For this demo, we got a DSL connection that can be disconnected to illustrate the offline capability of the system. See the cable hanging out of the wall to the left of the left big screen. (A part of the swarm is in the cloud (EC2) and used to publish new app versions or work instructions)
At real customer installations, they typically have a SDSL connection to the main office and to the internet. These can be quite slow, since manufacturing is usually in the countryside and not in a city center where you get decent speeds. IPFS provides a big benefit here, since we can get some large assets to 100s of devices without having to download from the cloud 100 times.
That I can do. It will be quite a long list though. Don’t get me wrong, all in all we are quite happy…
High level:
We would love to have a dependable roadmap about when the current parts of IPFS (specifically IPNS and pubsub) will become production ready. I took a big risk in recommending IPFS and a fully distributed approach instead of a more traditional centralized approach. I think going with a more distributed architecture will pay off, but it would be great to know that significant resources of protocol labs are dedicated to making the current features of IPFS rock-solid and stable. There is some concern that there are so many things to be worked out about filecoin that work on IPFS will be neglected.
We got a set of backup plans, e.g. using centralized MQTT instead of IFPS pubsub if pubsub is not production ready when we need it. But we would very much like to avoid using additional systems to reduce complexity and single points of failure.
Technical:
Currently, we are using IPFS just for distributing the application and large static assets. The data distribution functionality works reasonably well, with the caveat that the DHT seems to require a lot of bandwidth. The mDNS discovery also works well with android devices.
However, we have had a lot of problems with IPNS. First of all, publishing to IPNS and resolving IPNS names is frequently very slow. We also had some for now inexplicable issues where old/wrong hashes for IPNS names appeared. We will file a bug report once we have figured out what exactly is happening. It would be good to have a way to access the low level details such as sequence number etc. to troubleshoot this.
What we really want is the following:
- notification of IPNS updates (currently we are polling ipfs name every few minutes)

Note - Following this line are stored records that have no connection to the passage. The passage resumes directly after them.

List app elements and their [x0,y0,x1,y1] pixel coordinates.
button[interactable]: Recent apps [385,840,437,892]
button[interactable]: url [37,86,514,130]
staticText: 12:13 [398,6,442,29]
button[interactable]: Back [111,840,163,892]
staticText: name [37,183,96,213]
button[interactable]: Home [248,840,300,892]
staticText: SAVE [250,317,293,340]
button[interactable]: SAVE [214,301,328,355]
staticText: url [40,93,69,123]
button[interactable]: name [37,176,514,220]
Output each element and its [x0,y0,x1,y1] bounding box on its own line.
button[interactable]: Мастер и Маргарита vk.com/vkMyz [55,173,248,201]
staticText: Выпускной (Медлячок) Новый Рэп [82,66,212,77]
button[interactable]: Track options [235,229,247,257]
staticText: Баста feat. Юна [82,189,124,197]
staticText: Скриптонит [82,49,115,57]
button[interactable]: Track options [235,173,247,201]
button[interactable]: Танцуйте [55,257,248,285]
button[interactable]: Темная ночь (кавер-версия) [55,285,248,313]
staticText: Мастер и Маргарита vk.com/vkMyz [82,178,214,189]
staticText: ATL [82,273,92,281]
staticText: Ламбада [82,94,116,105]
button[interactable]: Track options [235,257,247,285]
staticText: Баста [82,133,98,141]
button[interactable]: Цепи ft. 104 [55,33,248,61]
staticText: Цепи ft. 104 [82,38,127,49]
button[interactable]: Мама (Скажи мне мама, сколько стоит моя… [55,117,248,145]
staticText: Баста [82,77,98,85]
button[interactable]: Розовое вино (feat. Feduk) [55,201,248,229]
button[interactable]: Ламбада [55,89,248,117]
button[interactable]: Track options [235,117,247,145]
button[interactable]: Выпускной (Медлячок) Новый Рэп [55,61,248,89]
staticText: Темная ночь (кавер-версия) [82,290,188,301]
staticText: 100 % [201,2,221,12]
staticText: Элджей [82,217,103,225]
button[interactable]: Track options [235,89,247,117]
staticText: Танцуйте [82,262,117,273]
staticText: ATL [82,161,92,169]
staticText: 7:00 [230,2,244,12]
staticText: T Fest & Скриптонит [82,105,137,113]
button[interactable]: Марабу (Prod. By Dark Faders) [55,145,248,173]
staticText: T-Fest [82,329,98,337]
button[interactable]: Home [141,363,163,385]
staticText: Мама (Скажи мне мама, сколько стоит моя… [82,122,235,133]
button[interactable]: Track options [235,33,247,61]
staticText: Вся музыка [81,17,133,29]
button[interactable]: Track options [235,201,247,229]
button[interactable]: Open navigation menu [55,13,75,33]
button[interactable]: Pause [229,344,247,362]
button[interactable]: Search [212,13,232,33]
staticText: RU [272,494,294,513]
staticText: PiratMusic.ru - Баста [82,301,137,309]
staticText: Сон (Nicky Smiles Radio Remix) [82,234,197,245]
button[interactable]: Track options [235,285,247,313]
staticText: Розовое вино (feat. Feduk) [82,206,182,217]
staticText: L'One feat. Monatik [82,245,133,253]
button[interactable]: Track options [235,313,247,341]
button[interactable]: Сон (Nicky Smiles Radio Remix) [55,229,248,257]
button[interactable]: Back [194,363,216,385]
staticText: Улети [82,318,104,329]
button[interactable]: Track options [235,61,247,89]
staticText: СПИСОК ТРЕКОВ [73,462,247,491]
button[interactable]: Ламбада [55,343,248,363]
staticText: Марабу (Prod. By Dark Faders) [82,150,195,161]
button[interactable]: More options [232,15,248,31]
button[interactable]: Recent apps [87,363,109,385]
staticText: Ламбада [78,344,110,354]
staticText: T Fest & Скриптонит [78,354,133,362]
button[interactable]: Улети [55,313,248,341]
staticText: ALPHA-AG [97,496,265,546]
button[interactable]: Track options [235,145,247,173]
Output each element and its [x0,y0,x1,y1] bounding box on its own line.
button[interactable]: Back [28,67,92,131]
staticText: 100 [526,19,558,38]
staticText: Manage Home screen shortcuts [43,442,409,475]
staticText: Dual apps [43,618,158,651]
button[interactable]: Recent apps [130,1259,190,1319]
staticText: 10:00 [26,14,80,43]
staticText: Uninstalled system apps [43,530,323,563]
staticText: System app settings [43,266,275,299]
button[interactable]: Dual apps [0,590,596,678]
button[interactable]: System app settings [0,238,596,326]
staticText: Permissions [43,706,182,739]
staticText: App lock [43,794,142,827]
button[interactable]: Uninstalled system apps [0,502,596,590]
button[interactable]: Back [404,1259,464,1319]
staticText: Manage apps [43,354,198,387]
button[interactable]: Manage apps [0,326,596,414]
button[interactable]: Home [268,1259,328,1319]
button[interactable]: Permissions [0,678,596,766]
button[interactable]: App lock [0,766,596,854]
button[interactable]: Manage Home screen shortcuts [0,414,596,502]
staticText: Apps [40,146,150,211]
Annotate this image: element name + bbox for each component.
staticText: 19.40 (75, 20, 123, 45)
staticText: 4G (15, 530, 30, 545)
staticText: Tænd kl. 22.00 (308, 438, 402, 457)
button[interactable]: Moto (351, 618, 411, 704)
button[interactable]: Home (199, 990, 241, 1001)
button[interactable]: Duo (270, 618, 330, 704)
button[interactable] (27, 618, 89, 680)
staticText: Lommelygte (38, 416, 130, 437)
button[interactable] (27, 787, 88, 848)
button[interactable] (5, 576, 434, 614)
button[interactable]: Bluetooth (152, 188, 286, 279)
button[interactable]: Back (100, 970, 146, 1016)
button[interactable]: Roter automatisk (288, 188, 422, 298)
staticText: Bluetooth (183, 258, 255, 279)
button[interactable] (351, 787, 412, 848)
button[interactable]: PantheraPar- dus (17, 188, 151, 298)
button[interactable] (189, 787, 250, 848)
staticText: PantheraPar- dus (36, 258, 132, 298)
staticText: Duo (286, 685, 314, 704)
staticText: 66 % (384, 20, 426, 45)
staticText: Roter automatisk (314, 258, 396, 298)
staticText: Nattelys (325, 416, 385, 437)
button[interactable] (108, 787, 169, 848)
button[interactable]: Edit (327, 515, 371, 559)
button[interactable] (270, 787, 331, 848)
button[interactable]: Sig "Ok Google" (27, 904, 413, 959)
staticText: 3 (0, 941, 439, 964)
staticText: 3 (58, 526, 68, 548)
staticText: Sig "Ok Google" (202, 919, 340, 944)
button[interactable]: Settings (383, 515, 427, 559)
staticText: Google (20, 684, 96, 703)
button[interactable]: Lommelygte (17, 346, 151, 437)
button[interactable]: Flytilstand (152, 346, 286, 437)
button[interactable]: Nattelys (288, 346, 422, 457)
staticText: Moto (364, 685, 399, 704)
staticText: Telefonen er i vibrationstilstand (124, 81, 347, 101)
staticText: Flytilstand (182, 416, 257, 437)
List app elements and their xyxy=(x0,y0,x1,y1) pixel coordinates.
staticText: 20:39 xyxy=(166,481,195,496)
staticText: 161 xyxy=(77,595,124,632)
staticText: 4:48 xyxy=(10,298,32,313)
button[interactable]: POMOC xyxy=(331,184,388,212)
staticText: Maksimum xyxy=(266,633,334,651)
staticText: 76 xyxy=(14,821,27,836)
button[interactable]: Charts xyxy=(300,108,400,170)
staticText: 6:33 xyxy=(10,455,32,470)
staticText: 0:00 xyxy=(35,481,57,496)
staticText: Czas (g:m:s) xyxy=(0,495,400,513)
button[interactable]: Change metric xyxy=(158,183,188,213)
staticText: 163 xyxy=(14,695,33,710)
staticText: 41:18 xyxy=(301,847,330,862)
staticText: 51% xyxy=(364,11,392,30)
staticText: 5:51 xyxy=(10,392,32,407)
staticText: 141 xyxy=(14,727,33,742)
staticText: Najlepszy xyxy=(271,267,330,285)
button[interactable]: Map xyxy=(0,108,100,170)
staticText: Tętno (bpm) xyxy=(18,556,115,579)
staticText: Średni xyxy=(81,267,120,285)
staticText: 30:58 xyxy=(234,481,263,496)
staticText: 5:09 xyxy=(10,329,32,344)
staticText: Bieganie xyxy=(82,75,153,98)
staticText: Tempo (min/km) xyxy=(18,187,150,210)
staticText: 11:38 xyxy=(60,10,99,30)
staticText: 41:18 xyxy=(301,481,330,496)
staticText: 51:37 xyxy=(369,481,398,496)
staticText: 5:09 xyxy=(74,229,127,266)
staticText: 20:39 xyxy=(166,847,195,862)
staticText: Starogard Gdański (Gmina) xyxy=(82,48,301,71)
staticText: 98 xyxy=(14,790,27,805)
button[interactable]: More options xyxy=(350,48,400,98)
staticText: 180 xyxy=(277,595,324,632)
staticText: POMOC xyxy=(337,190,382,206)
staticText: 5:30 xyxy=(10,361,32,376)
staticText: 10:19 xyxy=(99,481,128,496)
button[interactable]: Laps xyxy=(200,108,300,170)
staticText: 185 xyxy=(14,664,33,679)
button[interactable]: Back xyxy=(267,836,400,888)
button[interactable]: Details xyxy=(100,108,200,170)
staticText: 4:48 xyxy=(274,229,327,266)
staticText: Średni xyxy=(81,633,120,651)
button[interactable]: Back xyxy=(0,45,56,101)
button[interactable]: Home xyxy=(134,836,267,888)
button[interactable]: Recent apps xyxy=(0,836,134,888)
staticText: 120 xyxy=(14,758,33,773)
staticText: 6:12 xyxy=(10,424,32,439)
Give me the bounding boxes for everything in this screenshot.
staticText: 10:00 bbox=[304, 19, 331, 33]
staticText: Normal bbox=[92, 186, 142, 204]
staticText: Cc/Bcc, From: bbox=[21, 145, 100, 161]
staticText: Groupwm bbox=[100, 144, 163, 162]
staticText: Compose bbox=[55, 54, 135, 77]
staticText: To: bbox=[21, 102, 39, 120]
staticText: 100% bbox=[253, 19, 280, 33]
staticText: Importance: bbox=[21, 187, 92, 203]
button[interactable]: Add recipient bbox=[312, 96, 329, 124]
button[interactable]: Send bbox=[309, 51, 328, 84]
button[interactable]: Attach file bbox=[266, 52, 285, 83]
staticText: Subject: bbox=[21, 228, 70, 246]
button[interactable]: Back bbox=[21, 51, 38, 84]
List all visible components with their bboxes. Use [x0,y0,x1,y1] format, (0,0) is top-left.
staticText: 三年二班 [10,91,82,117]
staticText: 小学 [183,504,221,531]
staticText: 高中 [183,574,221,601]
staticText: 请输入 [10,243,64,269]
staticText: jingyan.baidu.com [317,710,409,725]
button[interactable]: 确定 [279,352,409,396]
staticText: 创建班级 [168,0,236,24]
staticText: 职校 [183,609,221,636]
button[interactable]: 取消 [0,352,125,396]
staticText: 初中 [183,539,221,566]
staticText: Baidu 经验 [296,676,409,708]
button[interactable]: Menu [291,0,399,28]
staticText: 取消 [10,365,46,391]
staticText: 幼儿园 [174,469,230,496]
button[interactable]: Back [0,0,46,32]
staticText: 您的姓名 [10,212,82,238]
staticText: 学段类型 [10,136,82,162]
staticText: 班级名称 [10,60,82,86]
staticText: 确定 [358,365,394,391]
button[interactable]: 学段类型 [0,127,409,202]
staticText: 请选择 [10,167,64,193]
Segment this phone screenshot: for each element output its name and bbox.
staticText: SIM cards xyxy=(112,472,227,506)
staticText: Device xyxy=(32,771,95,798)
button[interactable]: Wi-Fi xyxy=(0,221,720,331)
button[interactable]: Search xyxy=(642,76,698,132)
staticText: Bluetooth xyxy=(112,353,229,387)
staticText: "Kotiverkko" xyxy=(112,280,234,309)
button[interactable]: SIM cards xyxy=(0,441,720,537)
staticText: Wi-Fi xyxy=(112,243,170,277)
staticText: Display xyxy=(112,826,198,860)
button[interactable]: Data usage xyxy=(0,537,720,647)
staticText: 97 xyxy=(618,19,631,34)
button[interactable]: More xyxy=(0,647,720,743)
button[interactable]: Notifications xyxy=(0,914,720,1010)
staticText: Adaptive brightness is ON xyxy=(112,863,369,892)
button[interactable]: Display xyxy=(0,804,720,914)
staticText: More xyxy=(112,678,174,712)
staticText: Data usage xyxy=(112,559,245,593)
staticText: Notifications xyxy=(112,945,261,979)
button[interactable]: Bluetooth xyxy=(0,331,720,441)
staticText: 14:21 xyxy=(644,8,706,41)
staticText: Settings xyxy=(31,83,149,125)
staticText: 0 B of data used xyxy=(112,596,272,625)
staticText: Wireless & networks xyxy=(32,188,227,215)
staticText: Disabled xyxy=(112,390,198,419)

- recursive pinning of the hash pointed to by an ipns name, with unpinning of the old hash on update (currently we use
ipfs pin update
when we get a new hash for a name)
- a way to get notified whenever a new ipns entry is fully pinned (so we can only switch to e.g. a new version of an app when it is fully available locally (in case the device were to go offline in the next second))
- some way to only resolve an ipns name to the latest fully pinned hash
- ability to publish to a key/name when a device is offline (=has no peers)
- an app should be able to store its state on a device by publishing to a name, even while offline
ipfs name follow · Issue #4435 · ipfs/kubo · GitHub contains some good ideas to solve some of these points.
For the communication between the devices, we would heavily rely on pubsub, and would urgently need a system that puts more effort into delivering pubsub messages. If I got the current situation correctly, if you have a topology a <-> b <-> c
, and just a and c are interested in topic X, they won’t be able to communicate. This will have to be changed, or else we will have to use MQTT. Obviously something more efficient than floodsub would be highly desirable, but with our relatively small swarms we might be able to live with floodsub initially.
What we don’t need and want are any delivery guarantees (order, at least once, at most once, exactly once) except for best effort. We would much prefer a quick, best effort UDP style system than some sort of TCP approach that would have significant overhead. Our system will be layered on top of pubsub and will ensure “eventual exactly once delivery” by publishing hashes of an event log, somewhat similar to what orbit db does. We also don’t have a need for auth or encryption. If we need encryption we would layer it on top of pubsub.
One more thing: it would be great if there was a guarantee that some sort of private swarm feature would eventually become non-experimental.
Not really. Support for Android P2P wifi would be very cool. But having the things that are currently there production quality and stable would be way more important in the medium term.
For a typical customer we are looking at 20-500 devices (devices are industrial android tablets for GUI terminals and industrial PCs for machine interfaces and interfaces to other on-premise systems (e.g. ERP)). For larger customers there usually are multiple sites, so that would be across NATs. For small customers there is just the usual NAT between the private network and the cloud.